Explainability that Practitioners Can Live With
Healthcare • ~8–9 min read • Updated Mar 7, 2025
Context
“Make it explainable” often becomes explainability theater—tokens, heatmaps, and post-hoc stories that don’t help clinicians, operators, or analysts act. Useful explainability is purpose-bound (why this recommendation for this case), right-sized (fast summary first, deeper on demand), and actionable (clear thresholds and an instant override path).
What Good Looks Like
- Purpose-bound rationale: Tie the “why” to the user’s decision, not model internals.
- Evidence & provenance: Show citations/snippets, data versions, and last evaluation date.
- Uncertainty surfaced: Confidence bands or traffic-light status with next steps.
- Decision thresholds: Make accept/escalate boundaries explicit and policy-editable.
- One-click override: Confirm/override with reason codes; log for learning & audit.
- Risk-tiered depth: T0 = hints; T1 = structured rationale; T2 = traces/tests.
Framework: The 4-Pane Explainability Card
- What & Why: Plain-language recommendation + top 2–3 reasons.
- Evidence: Linked snippets/citations; data freshness; retrieval scope.
- Trust: Confidence band; last eval score; known limitations.
- Next best action: Alternatives, safe fallback, or escalate → owner.
Design Patterns
- Contrastive rationales: “Recommended A because X,Y; would recommend B if Z.”
- Counterfactual nudge: “If creatinine < 1.2, risk tier drops one level.”
- Evidence chips: Small, tappable citations (doc#123 §4.2; lab panel 06:14) that expand on demand.
- Threshold banner: A fixed bar showing decision threshold and current value.
- Override drawer: One-step confirm/override with reason codes; no modal maze.
Playbook (Healthcare-Ready)
- Define thresholds: Safety board agrees accept/escalate criteria per use case.
- Standardize rationale schema:
{claim, reasons[], citations[], limits[], confidence}
. - Show your work: Capture retrieval snippets, policy matches, and versioned prompts.
- Instrument overrides: Reason codes, user, timestamp; push to learning queue.
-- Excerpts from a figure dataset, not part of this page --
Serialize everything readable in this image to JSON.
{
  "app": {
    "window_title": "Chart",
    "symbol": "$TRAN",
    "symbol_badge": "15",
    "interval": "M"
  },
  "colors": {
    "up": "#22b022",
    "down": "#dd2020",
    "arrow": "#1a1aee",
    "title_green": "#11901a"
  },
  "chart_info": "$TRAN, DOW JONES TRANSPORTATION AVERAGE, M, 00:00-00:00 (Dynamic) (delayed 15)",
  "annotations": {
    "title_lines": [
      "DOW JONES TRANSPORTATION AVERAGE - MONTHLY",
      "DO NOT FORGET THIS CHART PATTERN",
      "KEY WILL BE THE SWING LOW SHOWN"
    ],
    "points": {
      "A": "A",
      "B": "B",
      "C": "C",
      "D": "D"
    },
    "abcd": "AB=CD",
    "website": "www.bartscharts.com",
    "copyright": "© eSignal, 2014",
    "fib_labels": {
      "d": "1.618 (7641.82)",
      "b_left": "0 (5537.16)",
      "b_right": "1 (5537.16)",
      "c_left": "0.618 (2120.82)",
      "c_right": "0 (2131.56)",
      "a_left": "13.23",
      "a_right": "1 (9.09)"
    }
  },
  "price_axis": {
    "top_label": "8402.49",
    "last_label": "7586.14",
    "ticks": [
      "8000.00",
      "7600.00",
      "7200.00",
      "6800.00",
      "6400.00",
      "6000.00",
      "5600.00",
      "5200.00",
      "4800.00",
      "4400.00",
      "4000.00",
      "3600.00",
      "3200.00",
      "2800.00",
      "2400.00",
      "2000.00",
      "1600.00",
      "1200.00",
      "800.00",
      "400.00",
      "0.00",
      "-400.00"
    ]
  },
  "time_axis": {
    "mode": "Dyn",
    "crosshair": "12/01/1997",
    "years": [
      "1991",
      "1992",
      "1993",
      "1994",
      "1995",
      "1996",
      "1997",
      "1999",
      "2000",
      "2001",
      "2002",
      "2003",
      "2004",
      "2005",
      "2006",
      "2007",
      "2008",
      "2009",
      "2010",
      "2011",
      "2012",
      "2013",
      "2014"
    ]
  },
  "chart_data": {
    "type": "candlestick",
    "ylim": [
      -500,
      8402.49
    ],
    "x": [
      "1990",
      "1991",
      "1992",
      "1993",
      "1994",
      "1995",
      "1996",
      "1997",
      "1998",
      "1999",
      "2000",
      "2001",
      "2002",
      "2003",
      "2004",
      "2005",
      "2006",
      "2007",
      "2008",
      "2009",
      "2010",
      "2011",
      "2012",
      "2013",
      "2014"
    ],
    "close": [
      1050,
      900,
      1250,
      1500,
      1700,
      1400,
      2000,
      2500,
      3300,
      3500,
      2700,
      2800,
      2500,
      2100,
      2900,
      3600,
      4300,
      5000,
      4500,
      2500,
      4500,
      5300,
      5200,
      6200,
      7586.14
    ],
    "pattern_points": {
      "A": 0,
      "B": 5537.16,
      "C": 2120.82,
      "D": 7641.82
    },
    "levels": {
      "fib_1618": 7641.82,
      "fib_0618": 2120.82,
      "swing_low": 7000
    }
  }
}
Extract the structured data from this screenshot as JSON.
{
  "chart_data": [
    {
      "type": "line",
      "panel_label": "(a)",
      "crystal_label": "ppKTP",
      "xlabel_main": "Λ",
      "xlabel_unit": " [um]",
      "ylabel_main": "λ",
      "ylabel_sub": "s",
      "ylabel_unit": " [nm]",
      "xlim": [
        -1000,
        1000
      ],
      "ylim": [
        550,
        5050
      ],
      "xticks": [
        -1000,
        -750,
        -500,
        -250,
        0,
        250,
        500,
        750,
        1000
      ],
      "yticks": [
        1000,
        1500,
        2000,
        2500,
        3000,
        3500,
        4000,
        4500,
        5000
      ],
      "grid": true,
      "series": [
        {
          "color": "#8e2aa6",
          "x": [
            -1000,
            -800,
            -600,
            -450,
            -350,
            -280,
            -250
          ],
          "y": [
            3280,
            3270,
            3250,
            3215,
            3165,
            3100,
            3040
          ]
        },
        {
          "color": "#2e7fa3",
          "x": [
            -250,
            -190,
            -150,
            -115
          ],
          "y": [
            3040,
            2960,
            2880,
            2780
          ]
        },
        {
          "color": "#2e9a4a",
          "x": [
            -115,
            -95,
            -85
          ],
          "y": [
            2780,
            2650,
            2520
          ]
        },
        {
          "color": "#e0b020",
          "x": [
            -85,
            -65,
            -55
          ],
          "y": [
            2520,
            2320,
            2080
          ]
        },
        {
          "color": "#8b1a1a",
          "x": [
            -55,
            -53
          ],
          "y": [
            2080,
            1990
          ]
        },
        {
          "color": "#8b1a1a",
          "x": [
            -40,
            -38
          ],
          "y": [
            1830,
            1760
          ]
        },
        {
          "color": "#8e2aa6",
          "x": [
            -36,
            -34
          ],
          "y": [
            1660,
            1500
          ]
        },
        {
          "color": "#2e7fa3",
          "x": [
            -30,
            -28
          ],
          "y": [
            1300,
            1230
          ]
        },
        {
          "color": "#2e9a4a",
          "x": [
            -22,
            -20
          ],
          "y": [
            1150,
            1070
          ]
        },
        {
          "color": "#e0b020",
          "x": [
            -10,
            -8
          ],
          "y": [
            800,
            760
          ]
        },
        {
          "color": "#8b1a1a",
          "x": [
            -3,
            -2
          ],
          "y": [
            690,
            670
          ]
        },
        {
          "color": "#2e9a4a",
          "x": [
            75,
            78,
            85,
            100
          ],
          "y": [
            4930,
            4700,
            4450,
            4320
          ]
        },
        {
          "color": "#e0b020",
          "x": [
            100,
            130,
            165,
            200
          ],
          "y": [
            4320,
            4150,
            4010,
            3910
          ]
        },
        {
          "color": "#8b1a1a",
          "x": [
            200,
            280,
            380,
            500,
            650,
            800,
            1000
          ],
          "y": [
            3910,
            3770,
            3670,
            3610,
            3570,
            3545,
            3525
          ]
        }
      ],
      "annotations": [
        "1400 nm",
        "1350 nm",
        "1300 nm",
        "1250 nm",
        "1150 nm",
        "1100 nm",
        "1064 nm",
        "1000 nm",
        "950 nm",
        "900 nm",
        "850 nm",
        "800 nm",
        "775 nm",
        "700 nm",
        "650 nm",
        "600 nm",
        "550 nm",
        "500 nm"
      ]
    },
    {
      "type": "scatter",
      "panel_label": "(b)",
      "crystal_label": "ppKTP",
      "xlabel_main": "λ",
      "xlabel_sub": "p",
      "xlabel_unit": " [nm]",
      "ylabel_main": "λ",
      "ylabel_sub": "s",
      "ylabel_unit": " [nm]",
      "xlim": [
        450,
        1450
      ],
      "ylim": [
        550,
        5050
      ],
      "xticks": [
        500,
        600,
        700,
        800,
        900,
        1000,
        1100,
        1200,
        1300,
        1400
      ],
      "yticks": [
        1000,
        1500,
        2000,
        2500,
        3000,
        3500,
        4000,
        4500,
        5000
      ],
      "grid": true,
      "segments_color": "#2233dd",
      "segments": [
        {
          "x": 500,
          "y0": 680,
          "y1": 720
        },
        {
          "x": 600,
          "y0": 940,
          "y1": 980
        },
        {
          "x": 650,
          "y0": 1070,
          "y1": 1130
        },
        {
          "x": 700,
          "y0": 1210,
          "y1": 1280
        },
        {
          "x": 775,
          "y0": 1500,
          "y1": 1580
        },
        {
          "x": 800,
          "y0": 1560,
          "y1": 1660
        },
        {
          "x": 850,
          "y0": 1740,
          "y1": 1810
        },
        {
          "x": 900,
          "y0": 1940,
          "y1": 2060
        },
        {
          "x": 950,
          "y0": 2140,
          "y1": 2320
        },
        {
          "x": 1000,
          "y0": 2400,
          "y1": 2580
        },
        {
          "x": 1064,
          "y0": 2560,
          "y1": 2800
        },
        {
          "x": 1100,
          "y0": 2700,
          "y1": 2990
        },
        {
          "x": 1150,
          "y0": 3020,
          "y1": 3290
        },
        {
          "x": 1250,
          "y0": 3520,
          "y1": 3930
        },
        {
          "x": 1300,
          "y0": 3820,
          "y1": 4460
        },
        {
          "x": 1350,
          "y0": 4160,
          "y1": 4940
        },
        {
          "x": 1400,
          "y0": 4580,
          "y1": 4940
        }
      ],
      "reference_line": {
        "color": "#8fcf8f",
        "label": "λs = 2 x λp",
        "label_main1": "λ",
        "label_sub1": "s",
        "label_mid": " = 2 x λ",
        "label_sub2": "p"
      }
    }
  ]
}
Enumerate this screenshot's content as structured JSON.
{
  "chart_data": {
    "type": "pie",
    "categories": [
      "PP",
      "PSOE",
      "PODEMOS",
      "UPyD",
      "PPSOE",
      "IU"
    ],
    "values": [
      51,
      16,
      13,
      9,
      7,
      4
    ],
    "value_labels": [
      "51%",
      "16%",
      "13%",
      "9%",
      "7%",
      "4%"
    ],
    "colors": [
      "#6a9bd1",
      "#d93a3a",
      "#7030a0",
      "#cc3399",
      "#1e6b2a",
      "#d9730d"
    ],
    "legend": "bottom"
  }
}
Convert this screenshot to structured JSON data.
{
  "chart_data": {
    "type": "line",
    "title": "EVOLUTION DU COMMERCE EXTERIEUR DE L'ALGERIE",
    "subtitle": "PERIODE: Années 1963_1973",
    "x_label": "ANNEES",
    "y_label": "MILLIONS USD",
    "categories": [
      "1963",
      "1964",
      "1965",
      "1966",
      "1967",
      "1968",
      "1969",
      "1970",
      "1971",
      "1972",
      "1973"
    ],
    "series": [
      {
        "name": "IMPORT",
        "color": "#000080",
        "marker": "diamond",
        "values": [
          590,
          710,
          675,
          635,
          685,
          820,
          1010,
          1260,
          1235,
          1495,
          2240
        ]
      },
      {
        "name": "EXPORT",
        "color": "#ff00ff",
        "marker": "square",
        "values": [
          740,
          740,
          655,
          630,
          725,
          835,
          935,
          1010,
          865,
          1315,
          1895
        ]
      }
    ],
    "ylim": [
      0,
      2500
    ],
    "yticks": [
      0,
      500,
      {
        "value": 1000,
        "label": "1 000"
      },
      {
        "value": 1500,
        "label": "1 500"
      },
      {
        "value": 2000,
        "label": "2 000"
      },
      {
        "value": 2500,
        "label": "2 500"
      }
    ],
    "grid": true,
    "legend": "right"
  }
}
- Evaluate monthly: Golden-set checks + live sampling; publish to governance.
Anti-Patterns
- Token heatmaps as truth: Attention ≠ causality—prefer evidence-based rationales.
- Blanket human review: HITL everywhere kills flow—apply by risk tier.
- Opaque vendor claims: “Trust us” without citations, thresholds, or eval dates.
Quick Start Checklist
- Ship a minimal rationale JSON for one high-value decision.
- Expose a single threshold banner + one-click override.
- Add two reason codes to your override form and start learning.
Closing
Explainability should shorten time-to-safe-action. Keep it purpose-bound, risk-tiered, and auditable, with quick evidence and even quicker overrides. That’s explainability practitioners will actually use.